At the request of Alaska Congressman Don Young, a bill pending in the U.S. House would reduce Alaska’s share of revenues from oil drilling in the Arctic National Wildlife Refuge and give that money to Alaska Native corporations.
Congress decided last year, when it opened the refuge to oil development, to split the revenues 50-50 between the federal and state governments. But last week Rep. Tom Cole, R-Okla., proposed to reduce the state’s share to 47 percent and direct 3 percent to Alaska Native corporations.
“It’s fitting that I should offer the amendment under the larger than life picture of Don Young that’s staring down on us,” Cole told the House Appropriations Committee last week. “Because to be fair to everybody, this is an amendment that Don Young asked me to offer.”
Young isn’t on the Appropriations Committee but his portrait hangs in the room were the committee met.
Cole’s amendment, first reported by Indianz.com, specifies the 3 percent share would be distributed according to 7(i) revenue sharing. That’s the section of the Alaska Native Claims Settlement Act that says the regional Native corporations must share 70 percent of the revenue from certain resource development on their lands with each other. The idea was to offset wealth disparities among the corporations.
But, to the frustration of several of them, Arctic Slope Regional Corp. got subsurface ownership to a small portion of ANWR in a 1983 land exchange known as the Chandler Lake agreement, and that land is not subject to the revenue sharing requirement.
Cole said his amendment fulfills the mission of 7(1).
“It is in keeping with the spirit of that legislation that there’s to be resource sharing amongst the Alaska Natives from ANWR,” Cole said.
Rep. Nita Lowey, D-N.Y., spoke against the amendment, saying the refuge is too valuable in its natural state to allow development. But Cole’s amendment passed the committee on a voice vote.
Young, in a written statement, said the 3-percent allocation will support the health and well-being of Alaska Natives. He said he and Alaska’s U.S. senators intended to get the allocation included in the bill last year, but were blocked by a Senate rule.

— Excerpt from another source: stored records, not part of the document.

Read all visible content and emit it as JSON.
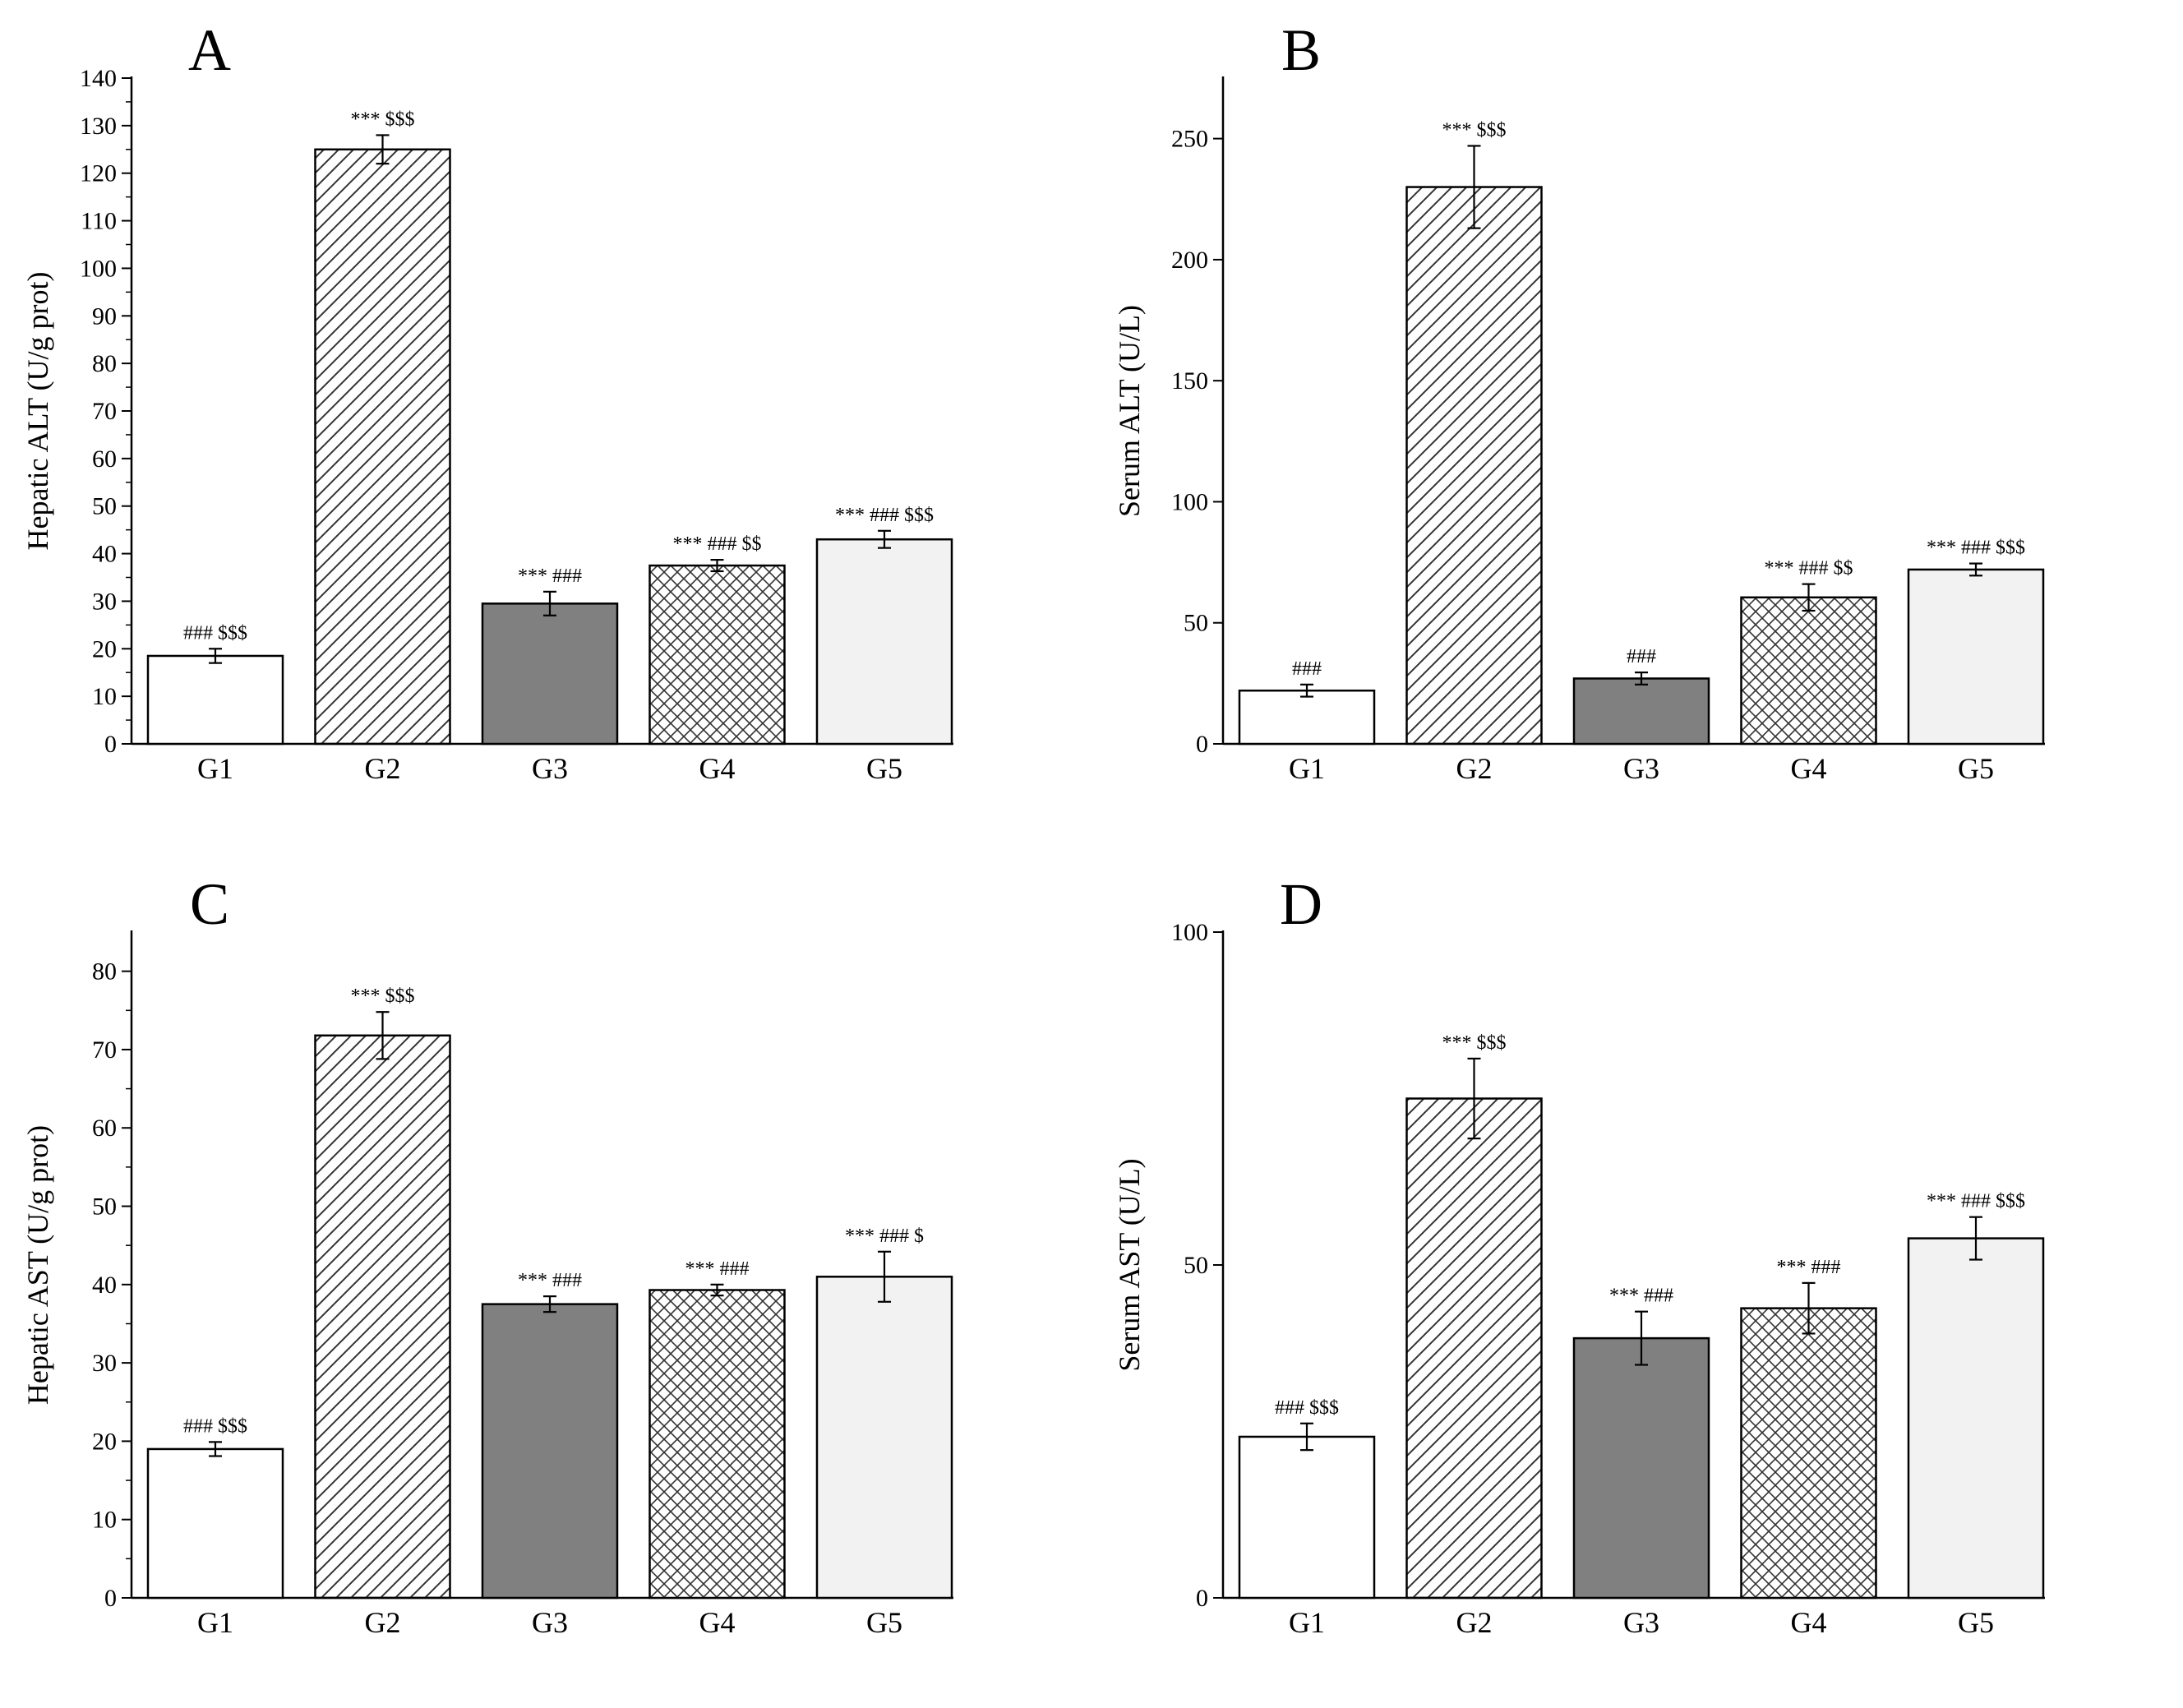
{
  "colors": {
    "axis": "#000000",
    "fill_white": "#ffffff",
    "fill_dark": "#808080",
    "fill_light": "#f2f2f2",
    "hatch": "#333333"
  },
  "chart_data": [
    {
      "panel_label": "A",
      "type": "bar",
      "categories": [
        "G1",
        "G2",
        "G3",
        "G4",
        "G5"
      ],
      "values": [
        18.5,
        125,
        29.5,
        37.5,
        43
      ],
      "errors": [
        1.5,
        3,
        2.5,
        1.2,
        1.8
      ],
      "annotations": [
        "### $$$",
        "*** $$$",
        "*** ###",
        "*** ### $$",
        "*** ### $$$"
      ],
      "patterns": [
        "white",
        "diag",
        "dark",
        "cross",
        "light"
      ],
      "ylabel": "Hepatic ALT  (U/g prot)",
      "ylim": [
        0,
        140
      ],
      "yticks": [
        0,
        10,
        20,
        30,
        40,
        50,
        60,
        70,
        80,
        90,
        100,
        110,
        120,
        130,
        140
      ],
      "minor_ticks": true
    },
    {
      "panel_label": "B",
      "type": "bar",
      "categories": [
        "G1",
        "G2",
        "G3",
        "G4",
        "G5"
      ],
      "values": [
        22,
        230,
        27,
        60.5,
        72
      ],
      "errors": [
        2.5,
        17,
        2.5,
        5.5,
        2.5
      ],
      "annotations": [
        "###",
        "*** $$$",
        "###",
        "*** ### $$",
        "*** ### $$$"
      ],
      "patterns": [
        "white",
        "diag",
        "dark",
        "cross",
        "light"
      ],
      "ylabel": "Serum ALT  (U/L)",
      "ylim": [
        0,
        275
      ],
      "yticks": [
        0,
        50,
        100,
        150,
        200,
        250
      ],
      "minor_ticks": false
    },
    {
      "panel_label": "C",
      "type": "bar",
      "categories": [
        "G1",
        "G2",
        "G3",
        "G4",
        "G5"
      ],
      "values": [
        19,
        71.8,
        37.5,
        39.3,
        41
      ],
      "errors": [
        0.9,
        3,
        1,
        0.7,
        3.2
      ],
      "annotations": [
        "### $$$",
        "*** $$$",
        "*** ###",
        "*** ###",
        "*** ### $"
      ],
      "patterns": [
        "white",
        "diag",
        "dark",
        "cross",
        "light"
      ],
      "ylabel": "Hepatic AST  (U/g prot)",
      "ylim": [
        0,
        85
      ],
      "yticks": [
        0,
        10,
        20,
        30,
        40,
        50,
        60,
        70,
        80
      ],
      "minor_ticks": true
    },
    {
      "panel_label": "D",
      "type": "bar",
      "categories": [
        "G1",
        "G2",
        "G3",
        "G4",
        "G5"
      ],
      "values": [
        24.2,
        75,
        39,
        43.5,
        54
      ],
      "errors": [
        2,
        6,
        4,
        3.8,
        3.2
      ],
      "annotations": [
        "### $$$",
        "*** $$$",
        "*** ###",
        "*** ###",
        "*** ### $$$"
      ],
      "patterns": [
        "white",
        "diag",
        "dark",
        "cross",
        "light"
      ],
      "ylabel": "Serum AST  (U/L)",
      "ylim": [
        0,
        100
      ],
      "yticks": [
        0,
        50,
        100
      ],
      "minor_ticks": false
    }
  ]
}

Young also said the state still stands to gain billions of dollars in revenues from developing ANWR. (Environmental groups opposed to drilling in the refuge dispute that it will raise large amounts of money.)

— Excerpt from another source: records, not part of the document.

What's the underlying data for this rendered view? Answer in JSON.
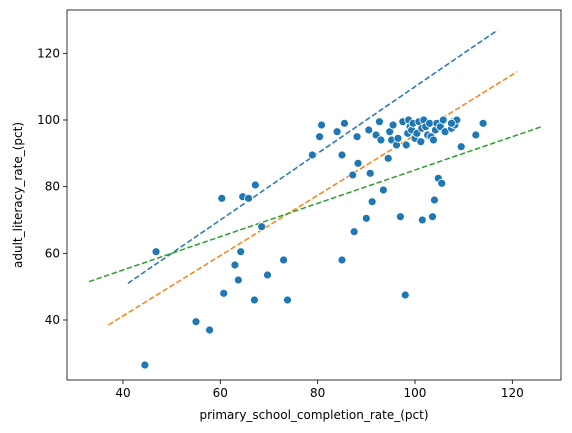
{
  "chart_data": {
    "type": "scatter",
    "xlabel": "primary_school_completion_rate_(pct)",
    "ylabel": "adult_literacy_rate_(pct)",
    "xlim": [
      28.5,
      130.0
    ],
    "ylim": [
      22.0,
      133.0
    ],
    "xticks": [
      40,
      60,
      80,
      100,
      120
    ],
    "yticks": [
      40,
      60,
      80,
      100,
      120
    ],
    "grid": false,
    "legend": "none",
    "point_color": "#1f77b4",
    "points": [
      {
        "x": 44.5,
        "y": 26.5
      },
      {
        "x": 46.8,
        "y": 60.5
      },
      {
        "x": 55.0,
        "y": 39.5
      },
      {
        "x": 57.8,
        "y": 37.0
      },
      {
        "x": 60.3,
        "y": 76.5
      },
      {
        "x": 60.7,
        "y": 48.0
      },
      {
        "x": 63.0,
        "y": 56.5
      },
      {
        "x": 63.7,
        "y": 52.0
      },
      {
        "x": 64.2,
        "y": 60.5
      },
      {
        "x": 64.6,
        "y": 77.0
      },
      {
        "x": 65.8,
        "y": 76.5
      },
      {
        "x": 67.2,
        "y": 80.5
      },
      {
        "x": 67.0,
        "y": 46.0
      },
      {
        "x": 68.5,
        "y": 68.0
      },
      {
        "x": 69.7,
        "y": 53.5
      },
      {
        "x": 73.0,
        "y": 58.0
      },
      {
        "x": 73.8,
        "y": 46.0
      },
      {
        "x": 78.9,
        "y": 89.5
      },
      {
        "x": 80.4,
        "y": 95.0
      },
      {
        "x": 80.8,
        "y": 98.5
      },
      {
        "x": 84.0,
        "y": 96.5
      },
      {
        "x": 85.0,
        "y": 89.5
      },
      {
        "x": 85.5,
        "y": 99.0
      },
      {
        "x": 85.0,
        "y": 58.0
      },
      {
        "x": 87.2,
        "y": 83.5
      },
      {
        "x": 87.5,
        "y": 66.5
      },
      {
        "x": 88.1,
        "y": 95.0
      },
      {
        "x": 88.3,
        "y": 87.0
      },
      {
        "x": 90.0,
        "y": 70.5
      },
      {
        "x": 90.5,
        "y": 97.0
      },
      {
        "x": 90.8,
        "y": 84.0
      },
      {
        "x": 91.2,
        "y": 75.5
      },
      {
        "x": 92.0,
        "y": 95.5
      },
      {
        "x": 92.7,
        "y": 99.5
      },
      {
        "x": 93.0,
        "y": 94.0
      },
      {
        "x": 93.5,
        "y": 79.0
      },
      {
        "x": 94.5,
        "y": 88.5
      },
      {
        "x": 94.8,
        "y": 96.5
      },
      {
        "x": 95.2,
        "y": 94.0
      },
      {
        "x": 95.5,
        "y": 98.5
      },
      {
        "x": 96.2,
        "y": 92.5
      },
      {
        "x": 96.5,
        "y": 94.5
      },
      {
        "x": 97.0,
        "y": 71.0
      },
      {
        "x": 97.5,
        "y": 99.5
      },
      {
        "x": 98.0,
        "y": 47.5
      },
      {
        "x": 98.2,
        "y": 92.5
      },
      {
        "x": 98.5,
        "y": 96.0
      },
      {
        "x": 98.7,
        "y": 100.0
      },
      {
        "x": 99.0,
        "y": 98.0
      },
      {
        "x": 99.3,
        "y": 97.0
      },
      {
        "x": 99.6,
        "y": 99.0
      },
      {
        "x": 100.0,
        "y": 94.5
      },
      {
        "x": 100.4,
        "y": 96.0
      },
      {
        "x": 100.8,
        "y": 99.5
      },
      {
        "x": 101.2,
        "y": 93.5
      },
      {
        "x": 101.4,
        "y": 97.5
      },
      {
        "x": 101.5,
        "y": 70.0
      },
      {
        "x": 101.8,
        "y": 100.0
      },
      {
        "x": 102.2,
        "y": 98.0
      },
      {
        "x": 102.6,
        "y": 95.5
      },
      {
        "x": 103.0,
        "y": 99.0
      },
      {
        "x": 103.3,
        "y": 95.0
      },
      {
        "x": 103.6,
        "y": 71.0
      },
      {
        "x": 103.8,
        "y": 94.0
      },
      {
        "x": 104.0,
        "y": 76.0
      },
      {
        "x": 104.2,
        "y": 97.0
      },
      {
        "x": 104.5,
        "y": 99.0
      },
      {
        "x": 104.8,
        "y": 82.5
      },
      {
        "x": 105.2,
        "y": 98.0
      },
      {
        "x": 105.5,
        "y": 81.0
      },
      {
        "x": 105.8,
        "y": 100.0
      },
      {
        "x": 106.2,
        "y": 96.5
      },
      {
        "x": 107.5,
        "y": 97.5
      },
      {
        "x": 107.8,
        "y": 99.5
      },
      {
        "x": 108.2,
        "y": 98.5
      },
      {
        "x": 108.6,
        "y": 100.0
      },
      {
        "x": 109.5,
        "y": 92.0
      },
      {
        "x": 112.5,
        "y": 95.5
      },
      {
        "x": 114.0,
        "y": 99.0
      },
      {
        "x": 107.5,
        "y": 99.0
      }
    ],
    "lines": [
      {
        "color": "#1f77b4",
        "x": [
          41.0,
          117.0
        ],
        "y": [
          51.0,
          127.0
        ]
      },
      {
        "color": "#ff7f0e",
        "x": [
          37.0,
          121.0
        ],
        "y": [
          38.5,
          114.5
        ]
      },
      {
        "color": "#2ca02c",
        "x": [
          33.0,
          126.0
        ],
        "y": [
          51.5,
          98.0
        ]
      }
    ]
  }
}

A spokeswoman for Lisa Murkowski said the senator supports the 3 percent allocation in the House bill to “resolve historical inequities.”
Gov. Walker spokesman Austin Baird said Walker backs the congressional delegation’s efforts.
“The governor is trusting the leadership of Sen. Murkowski, Sen. Sullivan and Congressman Young to look out for the best interest of Alaskans, since they are the closest to this,” Baird said.
The amendment is in the House Appropriations bill for the Interior Department, which still needs a vote by the full House.
Murkowski chairs a Senate subcommittee that is due to take up the Senate version of the bill Tuesday. A spokeswoman says a Senate agreement not to attach riders to the spending bills probably prevents Murkowski from including a similar provision in that bill. The amendment could still appear in the final version.